A Shia family in a makeshift refugee camp in Baghdad
Some families have been given just 24 hours to leave their homes
For some of Iraq's most terrified people, there is a new home - a ragged camp in the north of Baghdad.

Shia families have come here to escape from gangs of armed Sunnis.

A squad of police officers stands at a distance, watching my colleagues and me as we begin talking to people.

One man tells us we are the first outsiders here - but it is impossible to tell for sure.

Inside one of the tents, we meet Naima. She fled with her five children after her family received threats from Sunnis. And she is still scared.

When we ask her if we can take some pictures she pulls a veil across her face to avoid being identified.

"We were threatened because we are Shias," she says.

"They posted death threats.

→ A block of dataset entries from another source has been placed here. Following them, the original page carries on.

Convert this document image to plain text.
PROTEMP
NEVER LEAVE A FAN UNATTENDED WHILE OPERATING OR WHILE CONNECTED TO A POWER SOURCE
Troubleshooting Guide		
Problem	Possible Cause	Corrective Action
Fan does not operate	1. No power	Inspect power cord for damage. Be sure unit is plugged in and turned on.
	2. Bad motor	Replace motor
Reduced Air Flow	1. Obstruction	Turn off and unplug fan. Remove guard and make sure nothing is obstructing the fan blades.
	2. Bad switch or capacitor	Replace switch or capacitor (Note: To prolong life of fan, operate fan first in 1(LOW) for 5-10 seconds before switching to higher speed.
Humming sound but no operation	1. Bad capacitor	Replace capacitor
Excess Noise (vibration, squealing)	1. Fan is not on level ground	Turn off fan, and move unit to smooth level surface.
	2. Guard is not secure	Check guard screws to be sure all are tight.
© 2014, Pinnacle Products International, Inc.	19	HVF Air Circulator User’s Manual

They call on mobile phones and say: 'You think you've got away? We'll go after you'."

Somebody is behind this who is highly organised
Dr Said Hakki
President, Iraqi Red Crescent
Outside the tent, another woman comes up to us.

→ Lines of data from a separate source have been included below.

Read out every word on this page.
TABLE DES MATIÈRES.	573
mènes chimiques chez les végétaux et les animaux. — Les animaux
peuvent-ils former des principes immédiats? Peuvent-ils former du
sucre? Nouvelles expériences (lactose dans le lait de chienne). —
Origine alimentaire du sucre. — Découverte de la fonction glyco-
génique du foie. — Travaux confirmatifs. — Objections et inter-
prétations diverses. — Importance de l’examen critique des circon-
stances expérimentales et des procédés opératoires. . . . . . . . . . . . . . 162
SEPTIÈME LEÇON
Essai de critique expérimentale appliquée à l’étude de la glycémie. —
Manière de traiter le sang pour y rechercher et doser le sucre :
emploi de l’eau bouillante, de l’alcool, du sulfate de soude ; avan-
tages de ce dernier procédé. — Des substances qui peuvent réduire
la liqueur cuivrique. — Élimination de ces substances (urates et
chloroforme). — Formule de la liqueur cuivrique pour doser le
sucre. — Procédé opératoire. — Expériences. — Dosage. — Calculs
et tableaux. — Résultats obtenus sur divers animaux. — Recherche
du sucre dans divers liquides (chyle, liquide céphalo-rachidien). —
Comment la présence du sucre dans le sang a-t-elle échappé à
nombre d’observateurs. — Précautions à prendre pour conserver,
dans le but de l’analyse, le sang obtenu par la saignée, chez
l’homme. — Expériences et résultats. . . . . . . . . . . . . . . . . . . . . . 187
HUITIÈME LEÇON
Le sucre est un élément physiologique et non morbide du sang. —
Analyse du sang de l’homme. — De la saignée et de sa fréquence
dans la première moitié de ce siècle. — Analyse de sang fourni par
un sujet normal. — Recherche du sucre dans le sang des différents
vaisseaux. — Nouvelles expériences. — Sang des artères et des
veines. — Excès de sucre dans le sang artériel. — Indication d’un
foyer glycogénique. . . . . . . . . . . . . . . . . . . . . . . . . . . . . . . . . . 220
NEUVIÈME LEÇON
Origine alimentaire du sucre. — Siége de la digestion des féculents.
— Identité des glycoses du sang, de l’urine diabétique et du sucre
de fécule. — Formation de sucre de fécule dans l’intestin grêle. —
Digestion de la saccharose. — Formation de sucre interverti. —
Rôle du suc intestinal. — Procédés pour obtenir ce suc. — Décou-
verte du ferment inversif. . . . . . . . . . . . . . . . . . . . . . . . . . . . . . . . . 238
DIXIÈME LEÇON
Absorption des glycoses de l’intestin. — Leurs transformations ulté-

She holds up her three-month-old baby, Karar, who is sick.

She says that she came here after her husband was threatened.

"They posted a threat: 'You have to leave within 24 hours or your house will be blown up'," she says.

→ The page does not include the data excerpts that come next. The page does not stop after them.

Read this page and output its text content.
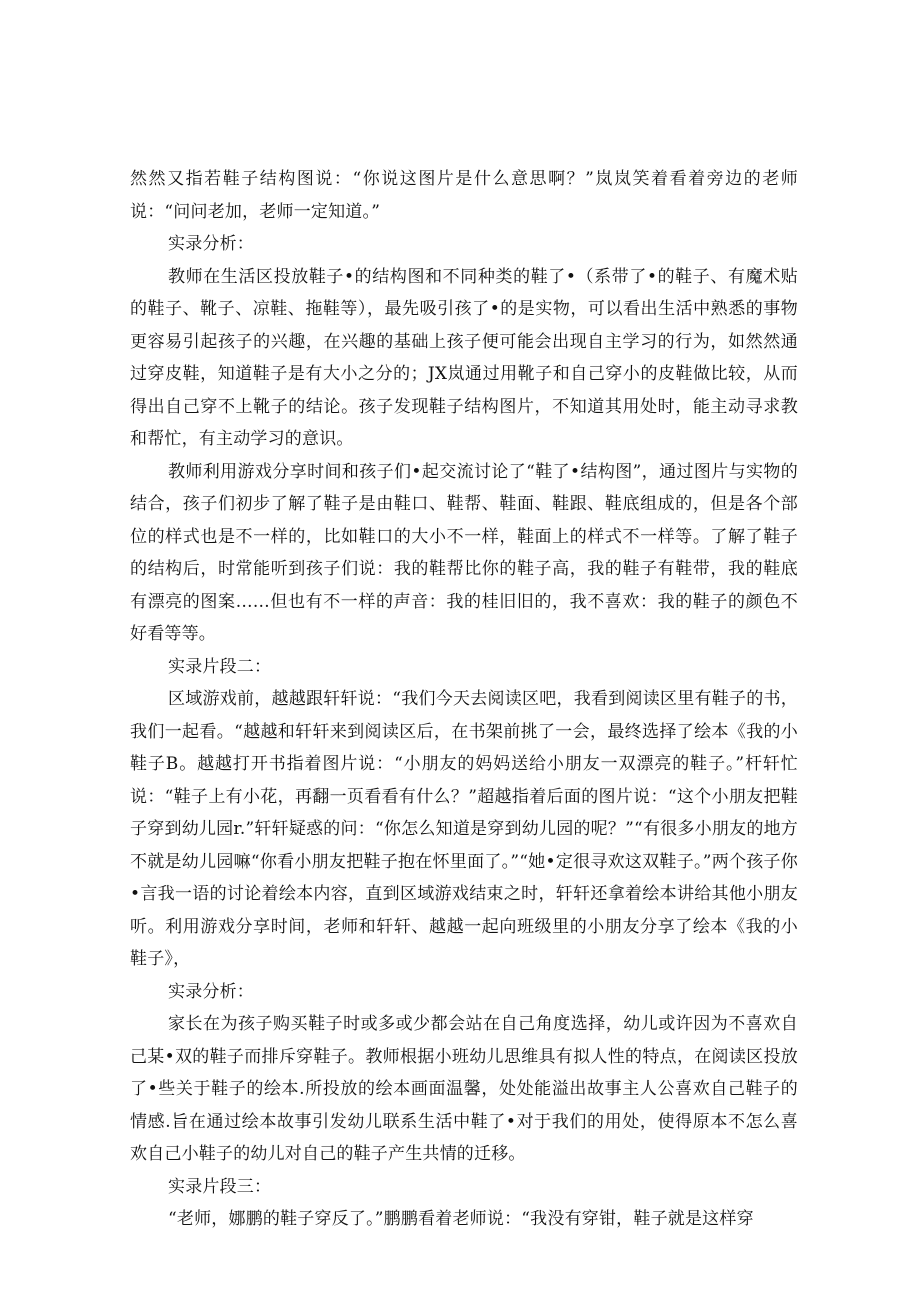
然然又指若鞋子结构图说：“你说这图片是什么意思啊？”岚岚笑着看着旁边的老师说：“问问老加，老师一定知道。”

实录分析：

教师在生活区投放鞋子•的结构图和不同种类的鞋了•（系带了•的鞋子、有魔术贴的鞋子、靴子、凉鞋、拖鞋等），最先吸引孩了•的是实物，可以看出生活中熟悉的事物更容易引起孩子的兴趣，在兴趣的基础上孩子便可能会出现自主学习的行为，如然然通过穿皮鞋，知道鞋子是有大小之分的；JX岚通过用靴子和自己穿小的皮鞋做比较，从而得出自己穿不上靴子的结论。孩子发现鞋子结构图片，不知道其用处时，能主动寻求教和帮忙，有主动学习的意识。

教师利用游戏分享时间和孩子们•起交流讨论了“鞋了•结构图”，通过图片与实物的结合，孩子们初步了解了鞋子是由鞋口、鞋帮、鞋面、鞋跟、鞋底组成的，但是各个部位的样式也是不一样的，比如鞋口的大小不一样，鞋面上的样式不一样等。了解了鞋子的结构后，时常能听到孩子们说：我的鞋帮比你的鞋子高，我的鞋子有鞋带，我的鞋底有漂亮的图案……但也有不一样的声音：我的桂旧旧的，我不喜欢：我的鞋子的颜色不好看等等。

实录片段二：

区域游戏前，越越跟轩轩说：“我们今天去阅读区吧，我看到阅读区里有鞋子的书，我们一起看。“越越和轩轩来到阅读区后，在书架前挑了一会，最终选择了绘本《我的小鞋子B。越越打开书指着图片说：“小朋友的妈妈送给小朋友一双漂亮的鞋子。”杆轩忙说：“鞋子上有小花，再翻一页看看有什么？”超越指着后面的图片说：“这个小朋友把鞋子穿到幼儿园r.”轩轩疑惑的问：“你怎么知道是穿到幼儿园的呢？”“有很多小朋友的地方不就是幼儿园嘛“你看小朋友把鞋子抱在怀里面了。”“她•定很寻欢这双鞋子。”两个孩子你•言我一语的讨论着绘本内容，直到区域游戏结束之时，轩轩还拿着绘本讲给其他小朋友听。利用游戏分享时间，老师和轩轩、越越一起向班级里的小朋友分享了绘本《我的小鞋子》，

实录分析：

家长在为孩子购买鞋子时或多或少都会站在自己角度选择，幼儿或许因为不喜欢自己某•双的鞋子而排斥穿鞋子。教师根据小班幼儿思维具有拟人性的特点，在阅读区投放了•些关于鞋子的绘本.所投放的绘本画面温馨，处处能溢出故事主人公喜欢自己鞋子的情感.旨在通过绘本故事引发幼儿联系生活中鞋了•对于我们的用处，使得原本不怎么喜欢自己小鞋子的幼儿对自己的鞋子产生共情的迁移。

实录片段三：

“老师，娜鹏的鞋子穿反了。”鹏鹏看着老师说：“我没有穿钳，鞋子就是这样穿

It is difficult to know for sure how many people have been displaced in Iraq.

Not everyone finds shelter in official camps. Many people are too afraid to talk. And there are many places that we - as Western journalists - simply cannot get to.

The Iraqi Red Crescent says that almost 100,000 people - Shias and Sunnis - have had to flee in fear in what may be an ordered campaign.

An Iraqi woman looks out of her tent at a refugee camp
The exodus accelerated after a Shia mosque was bombed in February
"The problem is big and it's growing exponentially," says Dr Said Hakki, the organisation's president.

"The Iraqi Red Crescent feels that this is an organised issue. Somebody is behind this who is highly organised."

"Are the authorities doing enough ?" I ask.

"They're doing their best, that I can see. But whether that's enough or not is a different question."


Sunnis are victims as well as Shias.

I meet a woman and her son in a park in Baghdad.

We ask an armed guard to come along with us for everyone's safety.

We agree not to reveal her name. She hides her face behind a veil - so that all you can see are her bright green eyes.

She tells me that she and her son fled after Shia militiamen stormed her home and began killing members of her family.

"They handcuffed one brother, crushed his head, and pulled out his tongue," she says.

"His mother was made to watch. They cut off his ears and nose and shot him. Then the next brother was taken outside and shot. And the last brother was taken outside.

"The militia ordered people to gather round. They tortured and executed him. Afterwards they said 'That is the fate of every Sunni'."

For now, the woman and her son will stay in hiding, with relatives in a Sunni neighbourhood.

She is not sure when it will be safe to return home. Like the Shias in the ragged tent camp, she now lives in fear of her fellow citizens.